Past and future meet in the heart of the Alps, where Innsbruck’s world-famous sights, which testify to the Tirol province’s great past, stand alongside post-modern international architecture to create a fascinating blend.
Imperial Elegance Meets Natural Beauty
Nestled amidst majestic peaks, this breathtaking city offers a unique combination of nature, history, and culture. You can stroll its streets full of Baroque and Gothic architecture in the Old Town, or discover one of the hip districts such as Mariahilf or St. Nikolaus where Innsbruck’s uni students like to meet for a drink. After, you can take a cable car from the city centre, and in just 20 minutes, reach the Seegrube at 2,000 m (6,562 ft).

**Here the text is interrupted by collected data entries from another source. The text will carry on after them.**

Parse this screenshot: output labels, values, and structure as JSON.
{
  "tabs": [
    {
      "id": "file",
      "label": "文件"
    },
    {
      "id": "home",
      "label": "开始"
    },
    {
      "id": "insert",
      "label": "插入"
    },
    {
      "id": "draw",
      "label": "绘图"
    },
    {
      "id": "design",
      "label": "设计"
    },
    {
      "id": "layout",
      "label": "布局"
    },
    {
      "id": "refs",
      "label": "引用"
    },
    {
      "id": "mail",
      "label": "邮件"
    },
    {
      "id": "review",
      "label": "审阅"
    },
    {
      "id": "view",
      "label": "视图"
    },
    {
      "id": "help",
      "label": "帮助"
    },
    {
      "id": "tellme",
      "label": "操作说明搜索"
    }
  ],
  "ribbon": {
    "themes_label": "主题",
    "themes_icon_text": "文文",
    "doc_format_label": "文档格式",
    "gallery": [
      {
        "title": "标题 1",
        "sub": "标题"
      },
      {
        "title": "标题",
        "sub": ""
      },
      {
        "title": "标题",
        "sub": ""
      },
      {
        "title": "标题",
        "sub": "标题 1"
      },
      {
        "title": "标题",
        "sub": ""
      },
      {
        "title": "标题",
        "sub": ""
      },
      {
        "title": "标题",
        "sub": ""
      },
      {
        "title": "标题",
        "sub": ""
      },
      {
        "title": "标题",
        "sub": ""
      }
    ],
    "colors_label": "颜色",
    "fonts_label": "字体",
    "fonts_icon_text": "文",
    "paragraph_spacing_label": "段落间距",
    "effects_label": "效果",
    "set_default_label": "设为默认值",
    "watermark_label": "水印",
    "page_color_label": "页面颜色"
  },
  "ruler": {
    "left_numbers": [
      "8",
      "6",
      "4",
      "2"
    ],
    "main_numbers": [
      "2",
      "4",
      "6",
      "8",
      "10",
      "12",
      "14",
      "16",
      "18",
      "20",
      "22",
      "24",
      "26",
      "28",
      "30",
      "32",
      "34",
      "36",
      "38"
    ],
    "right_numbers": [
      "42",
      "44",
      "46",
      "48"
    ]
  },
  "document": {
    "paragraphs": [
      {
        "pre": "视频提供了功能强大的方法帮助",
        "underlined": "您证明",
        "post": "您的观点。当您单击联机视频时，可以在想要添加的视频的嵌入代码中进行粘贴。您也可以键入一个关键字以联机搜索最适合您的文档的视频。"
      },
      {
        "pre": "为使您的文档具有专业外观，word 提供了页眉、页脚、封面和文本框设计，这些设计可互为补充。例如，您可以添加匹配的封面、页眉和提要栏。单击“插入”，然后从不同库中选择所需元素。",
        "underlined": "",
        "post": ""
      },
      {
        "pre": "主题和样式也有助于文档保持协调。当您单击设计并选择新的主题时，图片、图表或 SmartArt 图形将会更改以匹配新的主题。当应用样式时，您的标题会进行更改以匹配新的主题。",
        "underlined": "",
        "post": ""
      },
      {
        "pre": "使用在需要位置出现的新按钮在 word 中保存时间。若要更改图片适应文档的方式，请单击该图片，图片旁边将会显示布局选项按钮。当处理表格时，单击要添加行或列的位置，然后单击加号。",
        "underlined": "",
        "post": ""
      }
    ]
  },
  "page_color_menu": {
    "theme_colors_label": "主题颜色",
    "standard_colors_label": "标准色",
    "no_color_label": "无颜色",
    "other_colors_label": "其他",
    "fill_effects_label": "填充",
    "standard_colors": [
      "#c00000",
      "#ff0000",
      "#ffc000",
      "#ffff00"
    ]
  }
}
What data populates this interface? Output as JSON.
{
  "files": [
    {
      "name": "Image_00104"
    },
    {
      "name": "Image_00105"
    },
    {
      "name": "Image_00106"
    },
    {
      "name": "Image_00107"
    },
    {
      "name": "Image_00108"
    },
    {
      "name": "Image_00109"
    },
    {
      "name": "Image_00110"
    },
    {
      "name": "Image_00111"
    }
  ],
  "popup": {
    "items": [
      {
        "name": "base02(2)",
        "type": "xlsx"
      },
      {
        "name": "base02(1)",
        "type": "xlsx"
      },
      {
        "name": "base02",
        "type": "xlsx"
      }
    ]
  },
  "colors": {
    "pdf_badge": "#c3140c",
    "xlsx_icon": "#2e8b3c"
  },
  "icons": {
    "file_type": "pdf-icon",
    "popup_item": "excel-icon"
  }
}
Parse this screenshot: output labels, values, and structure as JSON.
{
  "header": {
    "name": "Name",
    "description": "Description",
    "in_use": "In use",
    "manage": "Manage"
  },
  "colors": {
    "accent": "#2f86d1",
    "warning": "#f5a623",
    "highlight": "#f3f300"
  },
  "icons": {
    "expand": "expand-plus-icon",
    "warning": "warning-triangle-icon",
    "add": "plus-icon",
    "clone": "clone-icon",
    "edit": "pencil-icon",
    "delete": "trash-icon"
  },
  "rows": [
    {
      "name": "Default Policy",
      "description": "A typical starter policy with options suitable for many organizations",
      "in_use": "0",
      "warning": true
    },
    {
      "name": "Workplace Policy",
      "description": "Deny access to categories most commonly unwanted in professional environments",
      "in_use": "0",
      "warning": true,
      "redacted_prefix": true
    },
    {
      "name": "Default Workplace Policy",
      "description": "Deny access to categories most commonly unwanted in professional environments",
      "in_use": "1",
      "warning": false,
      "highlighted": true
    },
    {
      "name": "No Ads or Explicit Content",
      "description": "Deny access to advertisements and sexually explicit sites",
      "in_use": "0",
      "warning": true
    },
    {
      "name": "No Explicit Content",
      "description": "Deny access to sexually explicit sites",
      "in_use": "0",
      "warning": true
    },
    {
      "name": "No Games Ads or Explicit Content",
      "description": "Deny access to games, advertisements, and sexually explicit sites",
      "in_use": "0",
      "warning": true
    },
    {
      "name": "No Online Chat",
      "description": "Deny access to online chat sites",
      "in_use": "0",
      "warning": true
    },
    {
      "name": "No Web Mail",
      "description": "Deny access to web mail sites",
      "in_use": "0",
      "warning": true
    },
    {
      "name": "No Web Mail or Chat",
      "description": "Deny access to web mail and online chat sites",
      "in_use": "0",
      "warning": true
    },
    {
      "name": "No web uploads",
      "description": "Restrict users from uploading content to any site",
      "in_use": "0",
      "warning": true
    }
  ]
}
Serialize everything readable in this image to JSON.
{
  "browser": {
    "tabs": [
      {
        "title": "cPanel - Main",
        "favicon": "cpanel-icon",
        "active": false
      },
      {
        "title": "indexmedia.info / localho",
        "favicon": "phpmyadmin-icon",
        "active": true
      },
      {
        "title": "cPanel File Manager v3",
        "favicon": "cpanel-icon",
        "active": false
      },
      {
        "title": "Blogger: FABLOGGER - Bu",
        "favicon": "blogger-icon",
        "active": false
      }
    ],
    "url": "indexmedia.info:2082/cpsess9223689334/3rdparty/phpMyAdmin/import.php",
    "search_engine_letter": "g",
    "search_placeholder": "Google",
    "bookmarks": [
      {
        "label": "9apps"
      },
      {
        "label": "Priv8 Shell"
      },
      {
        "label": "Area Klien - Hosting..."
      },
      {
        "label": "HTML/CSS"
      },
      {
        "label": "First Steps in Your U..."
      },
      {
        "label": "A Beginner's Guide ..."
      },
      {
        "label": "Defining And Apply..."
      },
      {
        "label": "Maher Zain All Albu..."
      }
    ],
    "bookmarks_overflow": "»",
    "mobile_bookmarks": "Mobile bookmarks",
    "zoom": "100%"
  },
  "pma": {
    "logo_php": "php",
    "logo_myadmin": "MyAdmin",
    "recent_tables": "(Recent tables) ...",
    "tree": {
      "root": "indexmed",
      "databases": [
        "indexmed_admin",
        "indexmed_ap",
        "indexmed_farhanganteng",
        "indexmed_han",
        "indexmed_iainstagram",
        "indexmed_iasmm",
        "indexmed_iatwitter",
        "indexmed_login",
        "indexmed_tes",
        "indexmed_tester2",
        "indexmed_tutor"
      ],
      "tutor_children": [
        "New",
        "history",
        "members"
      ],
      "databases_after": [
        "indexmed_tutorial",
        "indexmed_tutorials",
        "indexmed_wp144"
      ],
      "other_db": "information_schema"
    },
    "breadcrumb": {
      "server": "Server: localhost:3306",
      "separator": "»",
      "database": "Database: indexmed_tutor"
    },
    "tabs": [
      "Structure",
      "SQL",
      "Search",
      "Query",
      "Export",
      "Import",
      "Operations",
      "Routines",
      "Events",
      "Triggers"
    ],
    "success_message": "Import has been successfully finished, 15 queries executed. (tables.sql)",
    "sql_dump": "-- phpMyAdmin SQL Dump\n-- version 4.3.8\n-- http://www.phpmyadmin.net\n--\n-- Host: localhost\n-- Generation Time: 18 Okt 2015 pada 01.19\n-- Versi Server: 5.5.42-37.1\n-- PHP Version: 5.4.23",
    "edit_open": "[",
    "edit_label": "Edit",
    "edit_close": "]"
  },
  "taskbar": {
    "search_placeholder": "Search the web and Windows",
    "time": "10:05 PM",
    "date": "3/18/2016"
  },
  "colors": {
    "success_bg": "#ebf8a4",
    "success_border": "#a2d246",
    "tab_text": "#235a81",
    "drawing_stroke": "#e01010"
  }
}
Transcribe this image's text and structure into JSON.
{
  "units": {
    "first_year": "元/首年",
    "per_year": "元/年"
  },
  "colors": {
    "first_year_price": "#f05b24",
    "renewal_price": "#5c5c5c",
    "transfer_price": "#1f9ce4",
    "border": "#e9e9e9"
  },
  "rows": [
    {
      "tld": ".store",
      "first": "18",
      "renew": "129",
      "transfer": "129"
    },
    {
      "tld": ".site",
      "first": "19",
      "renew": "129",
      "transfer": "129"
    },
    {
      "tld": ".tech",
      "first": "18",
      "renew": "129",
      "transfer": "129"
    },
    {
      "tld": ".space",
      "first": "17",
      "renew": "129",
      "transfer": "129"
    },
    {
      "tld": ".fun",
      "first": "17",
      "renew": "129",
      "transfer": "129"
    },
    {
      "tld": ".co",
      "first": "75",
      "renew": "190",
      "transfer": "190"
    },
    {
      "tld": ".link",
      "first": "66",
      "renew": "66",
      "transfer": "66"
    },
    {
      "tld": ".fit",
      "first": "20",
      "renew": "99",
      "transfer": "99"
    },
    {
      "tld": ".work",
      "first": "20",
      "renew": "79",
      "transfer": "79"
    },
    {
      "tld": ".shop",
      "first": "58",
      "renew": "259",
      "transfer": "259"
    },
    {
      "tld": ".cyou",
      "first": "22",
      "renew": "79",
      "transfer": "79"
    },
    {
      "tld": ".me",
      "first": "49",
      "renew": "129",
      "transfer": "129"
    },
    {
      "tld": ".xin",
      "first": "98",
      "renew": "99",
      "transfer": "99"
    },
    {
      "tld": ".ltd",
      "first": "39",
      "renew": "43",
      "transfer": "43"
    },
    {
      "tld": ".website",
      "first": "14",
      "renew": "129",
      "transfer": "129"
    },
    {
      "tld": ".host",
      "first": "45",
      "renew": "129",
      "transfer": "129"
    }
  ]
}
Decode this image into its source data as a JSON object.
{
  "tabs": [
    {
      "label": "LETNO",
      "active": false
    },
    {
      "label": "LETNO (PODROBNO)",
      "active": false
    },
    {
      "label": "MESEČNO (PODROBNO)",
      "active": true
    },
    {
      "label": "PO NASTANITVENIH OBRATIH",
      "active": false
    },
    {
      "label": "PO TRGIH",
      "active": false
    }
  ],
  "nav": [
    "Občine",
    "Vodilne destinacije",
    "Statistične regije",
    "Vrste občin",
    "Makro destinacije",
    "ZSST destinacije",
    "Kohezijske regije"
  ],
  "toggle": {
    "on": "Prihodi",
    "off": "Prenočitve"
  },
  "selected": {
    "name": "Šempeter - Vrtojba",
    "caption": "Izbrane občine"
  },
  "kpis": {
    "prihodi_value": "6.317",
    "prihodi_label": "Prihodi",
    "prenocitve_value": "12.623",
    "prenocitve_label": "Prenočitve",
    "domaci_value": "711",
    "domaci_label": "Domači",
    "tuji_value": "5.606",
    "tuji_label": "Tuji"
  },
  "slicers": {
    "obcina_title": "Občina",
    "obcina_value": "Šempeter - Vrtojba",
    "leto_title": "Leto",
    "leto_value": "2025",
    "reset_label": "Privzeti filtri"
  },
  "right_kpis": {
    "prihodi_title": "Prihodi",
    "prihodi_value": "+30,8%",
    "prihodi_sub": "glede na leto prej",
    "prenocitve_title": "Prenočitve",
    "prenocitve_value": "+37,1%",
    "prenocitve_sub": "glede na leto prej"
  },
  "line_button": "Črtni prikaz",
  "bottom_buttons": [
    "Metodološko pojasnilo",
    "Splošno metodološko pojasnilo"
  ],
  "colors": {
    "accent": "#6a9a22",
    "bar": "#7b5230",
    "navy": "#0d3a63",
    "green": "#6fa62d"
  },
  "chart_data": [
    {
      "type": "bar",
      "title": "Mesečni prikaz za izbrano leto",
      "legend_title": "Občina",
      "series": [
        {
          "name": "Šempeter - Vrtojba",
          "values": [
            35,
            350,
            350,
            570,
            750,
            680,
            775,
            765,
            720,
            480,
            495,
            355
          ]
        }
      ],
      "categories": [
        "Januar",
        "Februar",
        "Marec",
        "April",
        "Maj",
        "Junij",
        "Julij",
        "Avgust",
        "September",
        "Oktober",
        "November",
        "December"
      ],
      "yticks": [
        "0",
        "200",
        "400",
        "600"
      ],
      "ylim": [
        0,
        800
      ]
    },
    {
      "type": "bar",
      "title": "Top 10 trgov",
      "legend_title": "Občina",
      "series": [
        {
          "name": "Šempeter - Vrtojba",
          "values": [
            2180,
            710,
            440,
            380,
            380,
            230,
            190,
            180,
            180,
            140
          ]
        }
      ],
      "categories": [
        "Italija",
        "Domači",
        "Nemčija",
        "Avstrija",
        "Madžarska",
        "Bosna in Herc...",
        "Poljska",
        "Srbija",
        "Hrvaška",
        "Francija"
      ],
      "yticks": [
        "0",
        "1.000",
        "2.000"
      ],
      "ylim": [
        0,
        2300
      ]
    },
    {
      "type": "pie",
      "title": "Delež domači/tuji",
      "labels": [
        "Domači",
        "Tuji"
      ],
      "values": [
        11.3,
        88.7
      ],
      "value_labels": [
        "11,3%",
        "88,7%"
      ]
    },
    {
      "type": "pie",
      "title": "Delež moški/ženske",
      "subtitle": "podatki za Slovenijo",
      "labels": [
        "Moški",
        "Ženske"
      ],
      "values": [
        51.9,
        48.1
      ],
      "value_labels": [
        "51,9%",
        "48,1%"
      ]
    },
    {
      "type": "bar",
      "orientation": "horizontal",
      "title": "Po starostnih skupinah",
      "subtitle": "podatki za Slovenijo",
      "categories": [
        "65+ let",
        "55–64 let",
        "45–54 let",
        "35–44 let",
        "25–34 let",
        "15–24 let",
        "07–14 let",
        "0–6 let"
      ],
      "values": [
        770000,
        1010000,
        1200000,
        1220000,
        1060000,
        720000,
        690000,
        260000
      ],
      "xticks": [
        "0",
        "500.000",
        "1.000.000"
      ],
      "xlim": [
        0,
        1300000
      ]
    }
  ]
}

Here you can take in spectacular views of the Inn valley and the surrounding mountains.
The diverse attractions of the city – ranging from the famous Dance Summer to the Innsbruck Festival Week – coupled with the beautiful scenery make Innsbruck a destination that offers something for everyone.
Enjoy City Life
Innsbruck is a magnificent city, offering architectural marvels, diverse restaurants, and amazing shopping.
Explore Innsbruck’s picturesque old city, and make your way to the Golden Roof (Goldenes Dachl), the city’s most famous landmark. Stroll along the bustling Maria Theresien Street and stop off at Das Schindler, a Gault Millau-awarded restaurant, for a delicious meal.
If you’re in the mood, explore Innsbruck’s young, hip areas: Mariahilf, St. Nikolaus, and Wilten square with their distinctive local shops, vegan restaurants and unique bars such as Kater Noster, John Montagu, or M+M Bar. Or visit an unusual museum such as the Grassmayr Bell Foundry.
Fancy some imperial splendour? Ambras Castle with its magnificent gardens, small waterfalls, and free-range peacocks takes you back to the Renaissance period. The Imperial Palace, Ottoburg, and the Wilten Basilica all tell of Innsbruck’s eventful past and its great figures including Philippine Welser, the secret wife of Archduke Ferdinand I, Andreas Hofer, the Tirolean freedom fighter, and last but not least Emperor Maximilian I, who built many of the monuments that survive today, e.g. the Golden Roof and his tomb at the Imperial Church.
For a city as diverse as Innsbruck, we recommend taking at least three or four days to fully experience it. For ultimate comfort, get the Innsbruck Card and take advantage of access to 19 sights, a return trip on 7 cable cars, and unlimited public transport.